It's a principles question, so I don't post an example query:
I had this query involving joins from 6 subqueries. It performed very poor so I decided to split it into temporary tables: instead of Inner Join (Select...) I first created 6 temporary tables and I populated them using exactly the same query as the according subqueries.
The result was something like Select xxx from #temp1 Inner join #temp2 ... etc...
Comparing with the first case (with subqueries), which took 15 minutes, the second one (with temporary tables) took 35 seconds.
I don't understand why the server is so much less efficient when it uses subqueries.
My question to you, experts, is: Is the usage of temporary tables a better way to optimise queries?
As always, it depends. Did you factor in the time it took to populate the temp tables? I assume the temp tables only contained the data you were looking for and not the entire table. What was the execution plan on the query when using the tables? Temp tables write to tempdb, so there would be alot of writing to tempdb to create them. So, without any execution plan or ddl/sample data, it depends. A 15 minute query sounds inefficient to me and probably needs an index or 2.
Thank you mike01
But I don't understand what do you mean:"temp tables only contain the data you were looking for".
The queries were performed against the same database but the first one was with subqueries and in the second case I first created temporary tables (#temp1, #temp2...), populated them with the same queries as the subqueries and the select was joining on the temp tables, not on subqueries.

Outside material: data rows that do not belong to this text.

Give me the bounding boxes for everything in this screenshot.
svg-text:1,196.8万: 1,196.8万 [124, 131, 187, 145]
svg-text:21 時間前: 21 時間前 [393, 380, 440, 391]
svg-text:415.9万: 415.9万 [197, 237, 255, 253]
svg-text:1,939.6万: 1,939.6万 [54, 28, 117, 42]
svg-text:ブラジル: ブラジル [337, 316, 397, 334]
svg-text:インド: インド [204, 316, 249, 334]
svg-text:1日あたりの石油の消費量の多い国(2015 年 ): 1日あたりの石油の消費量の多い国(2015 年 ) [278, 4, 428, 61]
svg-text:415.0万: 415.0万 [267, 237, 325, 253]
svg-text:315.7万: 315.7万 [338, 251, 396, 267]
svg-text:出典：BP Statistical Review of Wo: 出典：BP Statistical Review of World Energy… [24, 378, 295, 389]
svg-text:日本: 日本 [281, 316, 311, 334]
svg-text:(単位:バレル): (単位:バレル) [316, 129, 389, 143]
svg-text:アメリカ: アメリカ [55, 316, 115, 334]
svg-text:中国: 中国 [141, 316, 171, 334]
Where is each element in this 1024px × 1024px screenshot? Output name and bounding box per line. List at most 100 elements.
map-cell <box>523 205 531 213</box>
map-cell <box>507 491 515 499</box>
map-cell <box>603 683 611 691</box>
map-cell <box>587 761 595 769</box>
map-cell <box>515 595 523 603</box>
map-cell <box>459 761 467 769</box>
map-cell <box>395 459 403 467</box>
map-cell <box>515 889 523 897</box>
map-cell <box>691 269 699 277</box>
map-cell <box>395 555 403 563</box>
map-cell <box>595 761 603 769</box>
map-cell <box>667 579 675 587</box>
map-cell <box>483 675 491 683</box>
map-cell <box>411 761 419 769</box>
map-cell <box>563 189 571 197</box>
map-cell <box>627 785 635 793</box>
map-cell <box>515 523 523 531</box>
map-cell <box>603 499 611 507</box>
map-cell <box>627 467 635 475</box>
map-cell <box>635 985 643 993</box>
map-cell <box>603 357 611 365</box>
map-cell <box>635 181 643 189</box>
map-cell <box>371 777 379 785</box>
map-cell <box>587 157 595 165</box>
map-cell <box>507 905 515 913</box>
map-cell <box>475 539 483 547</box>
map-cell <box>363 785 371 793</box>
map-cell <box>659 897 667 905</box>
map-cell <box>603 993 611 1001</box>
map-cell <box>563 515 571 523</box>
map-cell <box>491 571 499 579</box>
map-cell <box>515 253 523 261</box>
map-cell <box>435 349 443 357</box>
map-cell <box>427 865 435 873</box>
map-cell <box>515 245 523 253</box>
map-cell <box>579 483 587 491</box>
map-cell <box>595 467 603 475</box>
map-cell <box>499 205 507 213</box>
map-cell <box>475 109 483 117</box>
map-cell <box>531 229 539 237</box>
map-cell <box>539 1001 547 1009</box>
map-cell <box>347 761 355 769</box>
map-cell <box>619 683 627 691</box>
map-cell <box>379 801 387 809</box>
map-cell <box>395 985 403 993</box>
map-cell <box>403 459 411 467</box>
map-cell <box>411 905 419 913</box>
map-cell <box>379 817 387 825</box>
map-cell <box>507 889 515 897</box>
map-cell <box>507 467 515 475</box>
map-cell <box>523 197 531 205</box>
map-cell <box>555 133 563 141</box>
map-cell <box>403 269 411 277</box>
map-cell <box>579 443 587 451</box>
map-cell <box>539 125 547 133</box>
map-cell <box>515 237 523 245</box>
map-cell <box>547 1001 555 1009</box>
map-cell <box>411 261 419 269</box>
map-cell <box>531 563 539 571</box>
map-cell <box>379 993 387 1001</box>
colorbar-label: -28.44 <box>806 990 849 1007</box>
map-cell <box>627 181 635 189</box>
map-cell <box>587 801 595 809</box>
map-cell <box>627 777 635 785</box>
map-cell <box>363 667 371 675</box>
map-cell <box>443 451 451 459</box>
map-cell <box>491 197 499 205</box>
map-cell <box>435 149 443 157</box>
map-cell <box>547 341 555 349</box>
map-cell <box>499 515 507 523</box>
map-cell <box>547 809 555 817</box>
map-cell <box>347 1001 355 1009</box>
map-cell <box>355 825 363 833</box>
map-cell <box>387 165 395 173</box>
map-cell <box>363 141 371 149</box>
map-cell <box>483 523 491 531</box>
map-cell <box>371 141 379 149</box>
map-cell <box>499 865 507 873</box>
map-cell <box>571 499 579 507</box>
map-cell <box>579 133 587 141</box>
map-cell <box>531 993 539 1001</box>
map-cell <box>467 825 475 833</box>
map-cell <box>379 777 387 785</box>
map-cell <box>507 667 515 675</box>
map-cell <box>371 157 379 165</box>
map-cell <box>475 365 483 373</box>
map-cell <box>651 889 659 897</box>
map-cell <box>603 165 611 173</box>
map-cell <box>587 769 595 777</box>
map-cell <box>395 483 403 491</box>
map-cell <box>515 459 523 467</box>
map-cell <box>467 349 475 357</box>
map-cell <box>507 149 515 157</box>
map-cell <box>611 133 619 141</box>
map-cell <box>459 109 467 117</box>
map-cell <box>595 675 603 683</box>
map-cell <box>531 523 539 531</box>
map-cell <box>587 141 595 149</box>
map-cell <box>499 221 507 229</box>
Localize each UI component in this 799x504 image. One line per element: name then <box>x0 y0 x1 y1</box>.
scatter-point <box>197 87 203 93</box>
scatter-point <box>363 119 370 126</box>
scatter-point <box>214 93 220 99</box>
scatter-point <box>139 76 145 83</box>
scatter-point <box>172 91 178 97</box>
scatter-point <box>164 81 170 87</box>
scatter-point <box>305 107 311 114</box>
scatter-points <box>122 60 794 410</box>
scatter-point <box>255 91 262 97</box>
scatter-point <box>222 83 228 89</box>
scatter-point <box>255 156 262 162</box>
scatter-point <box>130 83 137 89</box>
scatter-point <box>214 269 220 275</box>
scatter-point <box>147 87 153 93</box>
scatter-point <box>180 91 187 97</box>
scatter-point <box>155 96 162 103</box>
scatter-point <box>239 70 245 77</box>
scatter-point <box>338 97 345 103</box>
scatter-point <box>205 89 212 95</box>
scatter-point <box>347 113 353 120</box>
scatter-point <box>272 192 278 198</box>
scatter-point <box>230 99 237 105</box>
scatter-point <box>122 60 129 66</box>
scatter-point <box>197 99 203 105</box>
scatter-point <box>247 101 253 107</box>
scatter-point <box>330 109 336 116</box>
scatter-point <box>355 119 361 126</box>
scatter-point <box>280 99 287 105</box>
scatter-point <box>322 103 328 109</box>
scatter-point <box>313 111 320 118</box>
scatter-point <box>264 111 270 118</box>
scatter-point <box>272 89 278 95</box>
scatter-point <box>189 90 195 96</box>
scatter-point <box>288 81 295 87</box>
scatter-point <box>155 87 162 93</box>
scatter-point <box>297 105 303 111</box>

That's the scenario: Join on subqueries vs 1.create temp tables + 2.populate them with the same data as the subqueries + 3.join these temp tables
I stress again: the same data as the subqueries (I just copied the subquery and used it for the Insert into #temp1 Select [subquery here]
Thank you for answering.
so your temp tables had the same number of rows as the main tables?
Instead of :Select * From (Select 1.....) Inner Join (Select 2...) On ...
Create Table #temp1...
Insert Into #temp1 [Select1...]
Create Table #temp2
Insert Into #temp2 [Select2...]
And Then: Select * From #temp1 Inner Join #temp2 ...
i.e. I prepare the subqueries into temp tables and then I make the main query. And it's a lot faster, even if that means it must create tables, etc...
the subquery is returning a subset of the whole table (I'm assuming). Does select count(1) from #Temp1 return the same number of records as select count(1) from table in subselect without any criteria? Also, you haven't addressed the execution plan. Have you looked at that?
Compare the query plans of both. It's likely that the first query -- the one with subqueries -- had wrong row estimates, causing SQL to use a LOOP join rather than a HASH join. That's about all I can think of that would cause that big a difference in time.
Thank you Scott, mike,
It baffles me that huge difference between the two solutions. It might be indeed a wrong row estimate leading to wrong decisions. The biggest table involved has in excess of 5 million records and the result is around 10,000 records.
I am interested in an explication to use the best approach in the future (even if the temp table wouldn't have been my first guess).
The main problem is using temp tables doesn't allow me to use Sql functions, only stored procedures that can create those tables.
Thank you again
(I didn't look to the execution plan since I'm not very good at interpreting it .... but I'll try)
Another consideration is the statistics on the source tables, they could be out of date, or the cardinality (# of rows) is affecting the row estimates, as @ScottPletcher mentioned. Putting the data into temp tables not only reduces the cardinality but generates fresh statistics.
FYI table variables do not create statistics, and unless you're on SQL Server 2017 or higher, they will always mis-estimate row counts (might even require SQL 2019) to the query optimizer.
It is also possible that the subqueries are modified by SQL and the filtering is moved to a later point in the execution plan. Breaking each subquery into a separate temp table therefore reduces the number of rows being joined.
The answer to the OP's question:
Is a qualified no - it may be better for that query but not better for a different query.
You could force SQL to not use loop joins: if the reasons for bad performance are consistent, that might clear up the problem.
SELECT ... FROM dbo.main_table INNER JOIN (...) AS subquery1 INNER JOIN (...) AS sq2 ...
OPTION ( HASH MERGE JOIN )
Thank you Jeff for the answer!
Scott, I will definitely try that syntax, thank you.